Talking to babies may help shape the structure of their growing brains, according to new research.
A study by researchers at the University of East Anglia in the UK found that toddlers who hear more speech on a regular basis have more efficient neurons.
Specifically, brain scans showed that their language processing regions harbored a greater concentration of myelin – the insulating sheath that surrounds neurons and allows them to send messages faster and more efficiently.
It’s unclear whether this excess myelin actually impacts a two-and-a-half-year-old child’s language skills, but researchers suspect it could have significant benefits.
Myelin wrapped around a neuron, they say, is a bit like putting duct tape over a leaky garden hose. It helps the neuron get more of its signal from point A to point B, thereby strengthening its connection to other neurons.
“While there is still much to learn about these processes, the message to carers is clear – talk to your baby, your toddler, your child,” says John Spencer, a cognitive psychologist at the University of East Anglia.
“Not only are they listening, but your language input is literally shaping their brains.”
This message is simple, but it comes with complex results. In the study, more talk didn’t always promote greater neural efficiency in babies’ brains.
Researchers asked more than 140 toddlers and infants to wear recording devices for three days. In the thousands of hours of audio recordings collected, the researchers were able to hear what the children were hearing every day.

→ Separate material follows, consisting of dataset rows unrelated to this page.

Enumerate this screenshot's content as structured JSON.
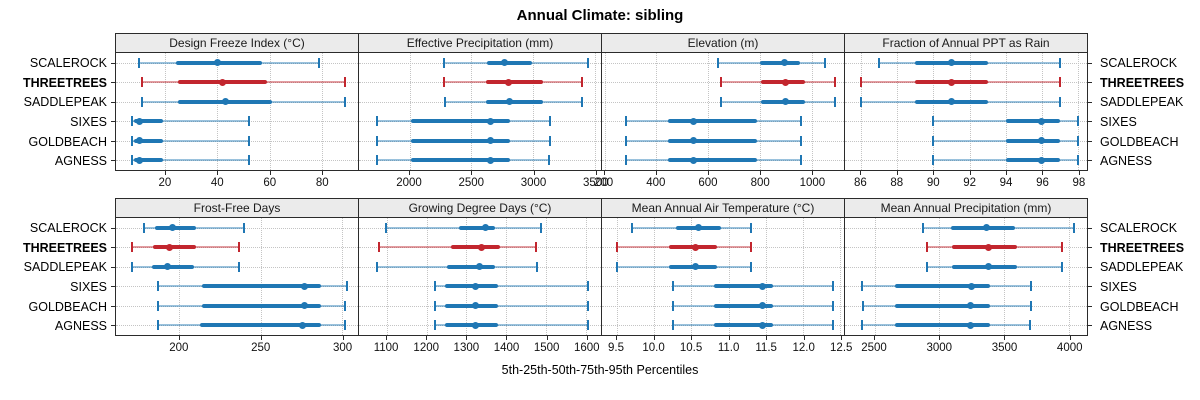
{
  "title": "Annual Climate: sibling",
  "xlabel": "5th-25th-50th-75th-95th Percentiles",
  "categories": [
    "SCALEROCK",
    "THREETREES",
    "SADDLEPEAK",
    "SIXES",
    "GOLDBEACH",
    "AGNESS"
  ],
  "highlight_category": "THREETREES",
  "colors": {
    "blue": "#1F77B4",
    "blue_light": "rgba(31,119,180,0.45)",
    "red": "#C2262E",
    "red_light": "rgba(194,38,46,0.45)",
    "header_bg": "#EBEBEB",
    "grid": "#C4C4C4",
    "border": "#2B2B2B"
  },
  "chart_data": {
    "type": "scatter",
    "subtype": "horizontal-percentile-interval-dotplot",
    "percentiles": [
      "5th",
      "25th",
      "50th",
      "75th",
      "95th"
    ],
    "grid": "dotted",
    "blocks": [
      {
        "panels": [
          {
            "title": "Design Freeze Index (°C)",
            "xlim": [
              1,
              94
            ],
            "ticks": [
              20,
              40,
              60,
              80
            ],
            "tick_labels": [
              "20",
              "40",
              "60",
              "80"
            ],
            "values": [
              [
                10,
                24,
                40,
                57,
                79
              ],
              [
                11,
                25,
                42,
                59,
                89
              ],
              [
                11,
                25,
                43,
                61,
                89
              ],
              [
                7,
                8,
                10,
                19,
                52
              ],
              [
                7,
                8,
                10,
                19,
                52
              ],
              [
                7,
                8,
                10,
                19,
                52
              ]
            ]
          },
          {
            "title": "Effective Precipitation (mm)",
            "xlim": [
              1590,
              3550
            ],
            "ticks": [
              2000,
              2500,
              3000,
              3500
            ],
            "tick_labels": [
              "2000",
              "2500",
              "3000",
              "3500"
            ],
            "values": [
              [
                2275,
                2630,
                2770,
                2990,
                3445
              ],
              [
                2280,
                2615,
                2800,
                3080,
                3400
              ],
              [
                2290,
                2620,
                2805,
                3080,
                3400
              ],
              [
                1735,
                2010,
                2655,
                2810,
                3135
              ],
              [
                1735,
                2010,
                2655,
                2810,
                3135
              ],
              [
                1733,
                2010,
                2655,
                2810,
                3125
              ]
            ]
          },
          {
            "title": "Elevation (m)",
            "xlim": [
              190,
              1125
            ],
            "ticks": [
              200,
              400,
              600,
              800,
              1000
            ],
            "tick_labels": [
              "200",
              "400",
              "600",
              "800",
              "1000"
            ],
            "values": [
              [
                640,
                800,
                895,
                955,
                1050
              ],
              [
                650,
                805,
                900,
                975,
                1090
              ],
              [
                650,
                805,
                900,
                975,
                1090
              ],
              [
                283,
                445,
                543,
                790,
                960
              ],
              [
                283,
                445,
                543,
                790,
                960
              ],
              [
                283,
                445,
                543,
                790,
                960
              ]
            ]
          },
          {
            "title": "Fraction of Annual PPT as Rain",
            "xlim": [
              85.1,
              98.5
            ],
            "ticks": [
              86,
              88,
              90,
              92,
              94,
              96,
              98
            ],
            "tick_labels": [
              "86",
              "88",
              "90",
              "92",
              "94",
              "96",
              "98"
            ],
            "values": [
              [
                87,
                89,
                91,
                93,
                97
              ],
              [
                86,
                89,
                91,
                93,
                97
              ],
              [
                86,
                89,
                91,
                93,
                97
              ],
              [
                90,
                94,
                96,
                97,
                98
              ],
              [
                90,
                94,
                96,
                97,
                98
              ],
              [
                90,
                94,
                96,
                97,
                98
              ]
            ]
          }
        ]
      },
      {
        "panels": [
          {
            "title": "Frost-Free Days",
            "xlim": [
              161,
              310
            ],
            "ticks": [
              200,
              250,
              300
            ],
            "tick_labels": [
              "200",
              "250",
              "300"
            ],
            "values": [
              [
                178,
                185,
                196,
                210,
                240
              ],
              [
                171,
                184,
                194,
                210,
                237
              ],
              [
                171,
                183,
                193,
                209,
                237
              ],
              [
                187,
                214,
                277,
                287,
                303
              ],
              [
                187,
                214,
                277,
                287,
                302
              ],
              [
                187,
                213,
                276,
                287,
                302
              ]
            ]
          },
          {
            "title": "Growing Degree Days (°C)",
            "xlim": [
              1030,
              1638
            ],
            "ticks": [
              1100,
              1200,
              1300,
              1400,
              1500,
              1600
            ],
            "tick_labels": [
              "1100",
              "1200",
              "1300",
              "1400",
              "1500",
              "1600"
            ],
            "values": [
              [
                1098,
                1280,
                1347,
                1372,
                1488
              ],
              [
                1080,
                1260,
                1337,
                1385,
                1475
              ],
              [
                1075,
                1252,
                1333,
                1372,
                1477
              ],
              [
                1222,
                1247,
                1322,
                1380,
                1605
              ],
              [
                1222,
                1247,
                1322,
                1380,
                1605
              ],
              [
                1220,
                1247,
                1322,
                1380,
                1605
              ]
            ]
          },
          {
            "title": "Mean Annual Air Temperature (°C)",
            "xlim": [
              9.3,
              12.55
            ],
            "ticks": [
              9.5,
              10.0,
              10.5,
              11.0,
              11.5,
              12.0,
              12.5
            ],
            "tick_labels": [
              "9.5",
              "10.0",
              "10.5",
              "11.0",
              "11.5",
              "12.0",
              "12.5"
            ],
            "values": [
              [
                9.7,
                10.3,
                10.6,
                10.9,
                11.3
              ],
              [
                9.5,
                10.2,
                10.55,
                10.85,
                11.3
              ],
              [
                9.5,
                10.2,
                10.55,
                10.85,
                11.3
              ],
              [
                10.25,
                10.8,
                11.45,
                11.6,
                12.4
              ],
              [
                10.25,
                10.8,
                11.45,
                11.6,
                12.4
              ],
              [
                10.25,
                10.8,
                11.45,
                11.6,
                12.4
              ]
            ]
          },
          {
            "title": "Mean Annual Precipitation (mm)",
            "xlim": [
              2270,
              4140
            ],
            "ticks": [
              2500,
              3000,
              3500,
              4000
            ],
            "tick_labels": [
              "2500",
              "3000",
              "3500",
              "4000"
            ],
            "values": [
              [
                2870,
                3090,
                3360,
                3580,
                4040
              ],
              [
                2905,
                3100,
                3375,
                3600,
                3950
              ],
              [
                2905,
                3100,
                3380,
                3600,
                3950
              ],
              [
                2400,
                2655,
                3245,
                3390,
                3705
              ],
              [
                2410,
                2660,
                3240,
                3390,
                3705
              ],
              [
                2400,
                2660,
                3240,
                3390,
                3700
              ]
            ]
          }
        ]
      }
    ]
  }
}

Then the team selected just over half of those children to undergo an MRI during nap time.
In six-month-old infants, greater daily language input was associated with less myelination – the opposite result to what was found in children two years older.
It was unexpected, but as Spencer explains, a baby’s brain development naturally goes through stages. Sometimes his brain is busy building new cells, while other times he is busy refining the cells he has already built.
During the first years of life, simple brain growth seems to take over. By the age of two, a person has already acquired a brain volume corresponding to 80% of that of an adult.
After that, the pruning and maintenance steps really begin.
“This suggests that talking matters as much at six months as it does at 30 months, but it affects the brain differently because the brain is in a different ‘state’,” Spencer wrote in a recent article for The Conversation.
At six months, for example, hearing more language may delay myelination and instead facilitate brain growth. For now, however, this is just speculation.
Saloni Krishnan, a developmental cognitive neuroscientist not involved in the study, said The Guardian that more research is needed to understand the role of myelin in learning.
“It’s not yet clear whether increased myelination in these areas is significant for future language or cognitive development, or if it’s a stable pattern throughout childhood,” he says. She.
That said, numerous studies have shown that exposure to language is important for a child’s language processing, vocabulary, grammar, and verbal reasoning. However, how these skills translate to processes in the brain remains largely unknown.
Just hours after birth, babies’ brains show signs that they are already learning the sounds of language. And ‘baby talk’ is associated with improved language skills long-term.
Additionally, previous studies have shown that four- to six-year-olds who have more conversations with adults also show greater myelination in brain regions associated with language.
The new findings extend a similar effect to even younger children.
Further research is needed to understand how these structural changes translate to language learning.
But for now, it’s wise to remember that children absorb more of what you say than you think.
The study was published in The Journal of Neuroscience.